Contemplemos el sinnúmero de Ángeles que, en legiones apretadas, bajan del Cielo para acompañar el triunfo de María, su Reina.

Sus músicas e himnos de gloria hienden los aires con las más suaves y dulces armonías.
El gozo que experimentan es inexplicable.
Dios ha aumentado ese día su gloria y felicidad.
¡Qué cortejo tan hermosísimo!
Todos brillan con nueva luz en este día y, no obstante, en medio de ellos, se destaca el brillo, el esplendor, la purísima hermosura de la Virgen, que va lentamente dejando la tierra.

Ella asciende de la mano de su Hijo, Quien quiso en persona bajar a buscarla y hacer con su presencia más solemne, más grande el triunfo de su Madre.

Asciende entre las nubes y atravesando las más altas esferas llega a las mismas puertas del Cielo, donde nuevos Ángeles, impacientes, salen a esperar junto con las almas de los Santos la llegada de aquella magnífica procesión.

Así acaba la escena de la tierra y comienza la gloria del Cielo.

¿Quién podrá, desde aquí abajo, conocer lo que allí pasaría al entrar la Virgen Inmaculada?

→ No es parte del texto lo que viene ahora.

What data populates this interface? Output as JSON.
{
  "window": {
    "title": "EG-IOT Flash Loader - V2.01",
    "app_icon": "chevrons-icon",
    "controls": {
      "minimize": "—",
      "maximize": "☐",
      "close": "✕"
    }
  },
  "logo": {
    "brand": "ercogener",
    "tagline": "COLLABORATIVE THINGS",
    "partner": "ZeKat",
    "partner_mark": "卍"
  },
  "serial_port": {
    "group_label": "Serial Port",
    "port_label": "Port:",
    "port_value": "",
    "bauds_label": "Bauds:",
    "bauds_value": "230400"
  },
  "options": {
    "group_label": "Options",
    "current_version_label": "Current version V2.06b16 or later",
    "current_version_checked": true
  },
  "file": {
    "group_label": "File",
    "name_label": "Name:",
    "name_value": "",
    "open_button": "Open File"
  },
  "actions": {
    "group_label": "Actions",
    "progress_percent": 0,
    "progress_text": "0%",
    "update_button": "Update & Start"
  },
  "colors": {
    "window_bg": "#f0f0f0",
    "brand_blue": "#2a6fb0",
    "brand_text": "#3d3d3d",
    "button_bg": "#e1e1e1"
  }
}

Escuchemos cómo, tomando todos en sus bocas angélicas las palabras del arcángel San Gabriel, entonaría en un coro unísono, formidable, que haría temblar de emoción y entusiasmo al Cielo todo, diciéndole: Dios te salve, la llena de gracia, bienvenida seas a esta gloria a llenarla con tu hermosura y santidad, porque Tú siempre estás con Dios y Dios siempre contigo; por eso eres la bendita entre todas las criaturas y vas ahora a sentarte en el trono más alto, el más cercano que puede existir junto a Dios.

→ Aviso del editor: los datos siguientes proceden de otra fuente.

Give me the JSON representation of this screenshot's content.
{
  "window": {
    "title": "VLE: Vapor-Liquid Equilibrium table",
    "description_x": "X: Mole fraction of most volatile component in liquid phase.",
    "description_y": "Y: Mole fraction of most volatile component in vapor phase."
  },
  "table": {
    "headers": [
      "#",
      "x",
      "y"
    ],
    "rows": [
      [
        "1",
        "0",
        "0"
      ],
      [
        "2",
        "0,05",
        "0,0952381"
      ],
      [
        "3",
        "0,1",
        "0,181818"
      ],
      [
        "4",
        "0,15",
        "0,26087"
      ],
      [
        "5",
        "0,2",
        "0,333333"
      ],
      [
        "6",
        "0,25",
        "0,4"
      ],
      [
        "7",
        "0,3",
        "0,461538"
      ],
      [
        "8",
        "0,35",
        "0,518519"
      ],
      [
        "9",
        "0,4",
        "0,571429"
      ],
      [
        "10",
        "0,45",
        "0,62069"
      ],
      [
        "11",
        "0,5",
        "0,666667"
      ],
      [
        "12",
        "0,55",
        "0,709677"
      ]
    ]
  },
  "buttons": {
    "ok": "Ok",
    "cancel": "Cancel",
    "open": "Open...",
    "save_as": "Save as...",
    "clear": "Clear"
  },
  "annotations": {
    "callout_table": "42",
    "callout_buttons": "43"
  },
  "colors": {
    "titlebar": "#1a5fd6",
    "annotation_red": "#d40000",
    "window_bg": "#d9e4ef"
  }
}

Unámonos a los Ángeles, alegrémonos con ellos, más que ellos aún, pues si ellos la llaman Reina, nosotros podemos llamarla Madre.

Tengamos un santo orgullo, al ver así a nuestra Madre más espléndida que la aurora, más bella que la luna, más clara y brillante que el sol, temible como un ejército en orden de batalla, aclamada por todas las jerarquías y coros angélicos.

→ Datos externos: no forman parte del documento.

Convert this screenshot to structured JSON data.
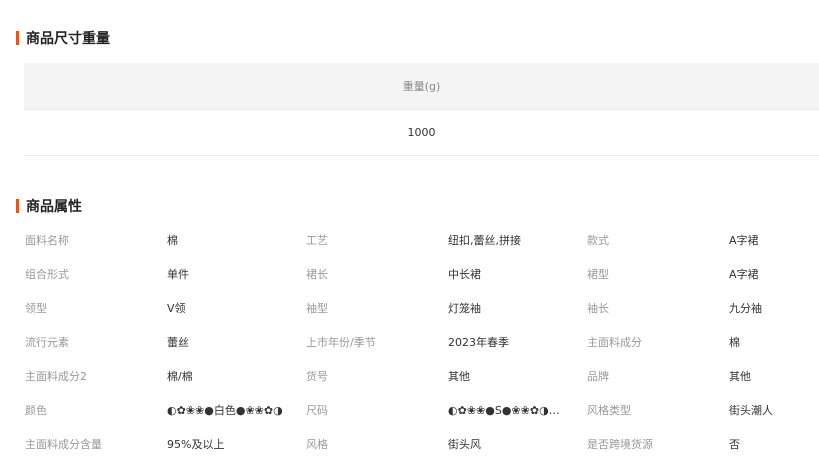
{
  "size_section": {
    "title": "商品尺寸重量",
    "header": "重量(g)",
    "value": "1000"
  },
  "attr_section": {
    "title": "商品属性",
    "rows": [
      [
        {
          "label": "面料名称",
          "value": "棉"
        },
        {
          "label": "工艺",
          "value": "纽扣,蕾丝,拼接"
        },
        {
          "label": "款式",
          "value": "A字裙"
        }
      ],
      [
        {
          "label": "组合形式",
          "value": "单件"
        },
        {
          "label": "裙长",
          "value": "中长裙"
        },
        {
          "label": "裙型",
          "value": "A字裙"
        }
      ],
      [
        {
          "label": "领型",
          "value": "V领"
        },
        {
          "label": "袖型",
          "value": "灯笼袖"
        },
        {
          "label": "袖长",
          "value": "九分袖"
        }
      ],
      [
        {
          "label": "流行元素",
          "value": "蕾丝"
        },
        {
          "label": "上市年份/季节",
          "value": "2023年春季"
        },
        {
          "label": "主面料成分",
          "value": "棉"
        }
      ],
      [
        {
          "label": "主面料成分2",
          "value": "棉/棉"
        },
        {
          "label": "货号",
          "value": "其他"
        },
        {
          "label": "品牌",
          "value": "其他"
        }
      ],
      [
        {
          "label": "颜色",
          "value": "◐✿❀❀●白色●❀❀✿◑"
        },
        {
          "label": "尺码",
          "value": "◐✿❀❀●S●❀❀✿◑,…"
        },
        {
          "label": "风格类型",
          "value": "街头潮人"
        }
      ],
      [
        {
          "label": "主面料成分含量",
          "value": "95%及以上"
        },
        {
          "label": "风格",
          "value": "街头风"
        },
        {
          "label": "是否跨境货源",
          "value": "否"
        }
      ]
    ]
  }
}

Todo esto, con ser tan hermoso, no era al fin, sino el comienzo; ya que la gran apoteosis se verificó cuando el Señor del Cielo, saliendo a su encuentro, la invitó a sentarse en el trono que a su dignidad de Madre de Dios correspondía, y a ser coronada como Reina.


Recordemos las palabras de San Pablo cuando, hablando del Cielo, decía que “ni el ojo vio, ni el oído oyó, ni el corazón del hombre puede llegar a comprender lo que Dios tiene preparado para los que lo aman”. Pues, ¿quién podrá llegar a imaginarse lo que tendría preparado para la que desde el primer instante de su Concepción ya lo amó más que todos los Santos y Ángeles juntos?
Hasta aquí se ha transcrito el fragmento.